Julia is the youngest of the three and doesn't remember a time when Oceania was not in the grip of the Party, Big Brother and the propaganda apparatus that surrounds her. She has never been especially important and doesn't have a context for envisioning a life outside of a totalitarian state. Her viewpoint is pragmatic: she wants to work the system to her advantage so that she can have some fun and pleasure in life. She doesn't care, for example, whether or not the party invented the airplane: her focus is on the here and now.
Winston, on the other hand, remembers the time before the Party took control and know how it has tried to alter reality. His opposition to totalitarianism is primarily idealistic rather than pragmatic. It bothers him that his job requires him to alter the historical record on a daily basis.

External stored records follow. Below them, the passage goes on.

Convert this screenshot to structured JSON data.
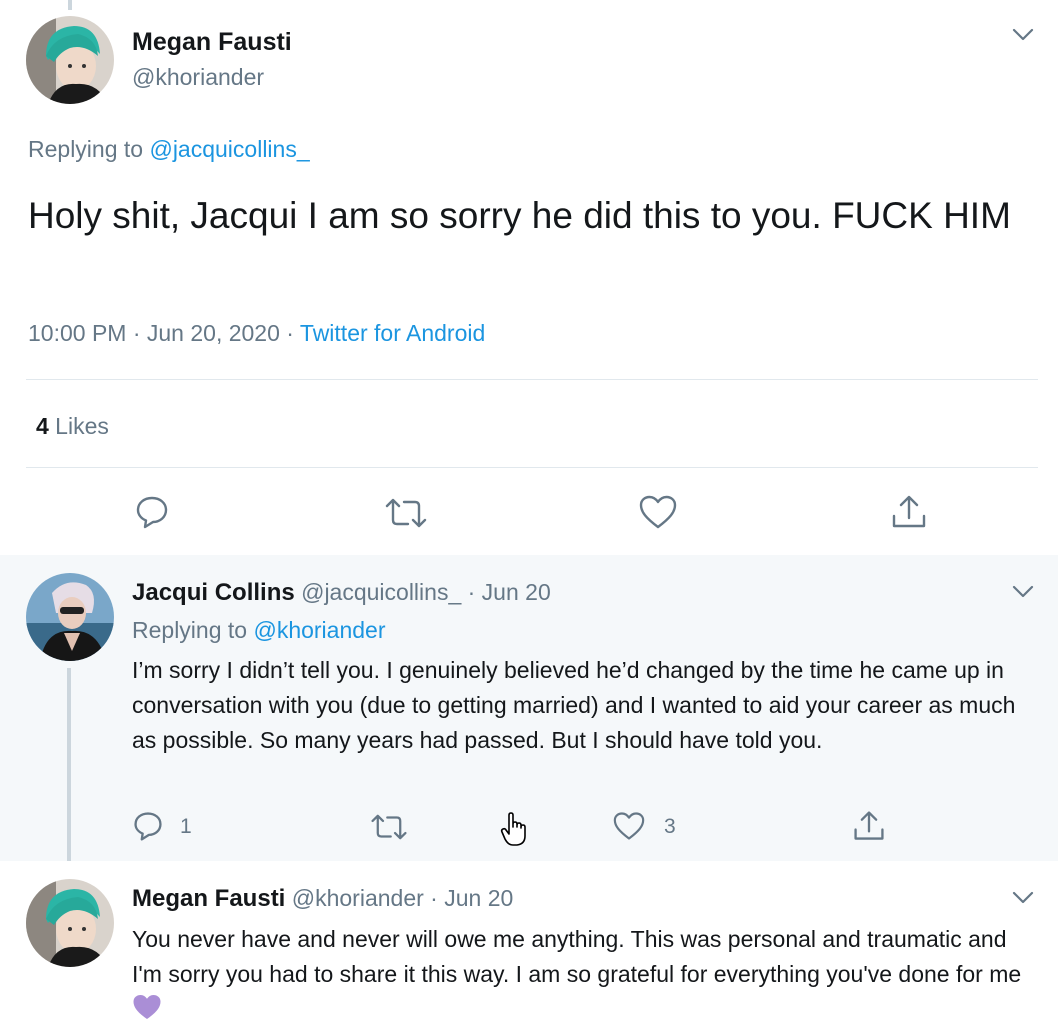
{
  "main_tweet": {
    "author_name": "Megan Fausti",
    "author_handle": "@khoriander",
    "replying_prefix": "Replying to ",
    "replying_handle": "@jacquicollins_",
    "text": "Holy shit, Jacqui I am so sorry he did this to you. FUCK HIM",
    "time": "10:00 PM · Jun 20, 2020 · ",
    "source": "Twitter for Android",
    "likes_count": "4",
    "likes_label": " Likes"
  },
  "replies": [
    {
      "author_name": "Jacqui Collins",
      "meta": " @jacquicollins_ · Jun 20",
      "replying_prefix": "Replying to ",
      "replying_handle": "@khoriander",
      "text": "I’m sorry I didn’t tell you. I genuinely believed he’d changed by the time he came up in conversation with you (due to getting married) and I wanted to aid your career as much as possible. So many years had passed. But I should have told you.",
      "reply_count": "1",
      "like_count": "3"
    },
    {
      "author_name": "Megan Fausti",
      "meta": " @khoriander · Jun 20",
      "text": "You never have and never will owe me anything. This was personal and traumatic and I'm sorry you had to share it this way. I am so grateful for everything you've done for me"
    }
  ],
  "icons": {
    "reply": "reply-icon",
    "retweet": "retweet-icon",
    "like": "heart-icon",
    "share": "share-icon",
    "more": "chevron-down-icon",
    "emoji": "purple-heart-emoji"
  },
  "colors": {
    "link": "#1b95e0",
    "muted": "#657786",
    "text": "#14171a",
    "reply_bg": "#f5f8fa",
    "purple_heart": "#aa8ed6"
  }
}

He realizes that life has become narrower and much more controlled for the average person and this bothers him. He would like people to have freedom to think for themselves, know the truth and develop their human potential.
O'Brien, as he will reveal to Winston in Minilove, is motivated purely by the desire for the power and believes he and others in his elite group can achieve almost ultimate power--godlike power to determine truth and reality--through the Party. While he calls Winston insane, it is clear that he is the insane one, driven by an overwhelming lust for absolute control. Triumph is the emotion he wants to experience: he wants to crush other people and make them suffer so he can be sure he has power over them. As he says, if a person isn't doing something that makes them suffer, you can't know if they are doing it from their own will or because they have no power to resist. O'Brien is the face of totalitarianism, driven by a lust for power or as he puts it, the boot stamping the human face.
Both Julia's pragmatic desire for ordinary human pleasures and Winston's more idealistic desire for truth and freedom are crushed by O'Brien's will to power.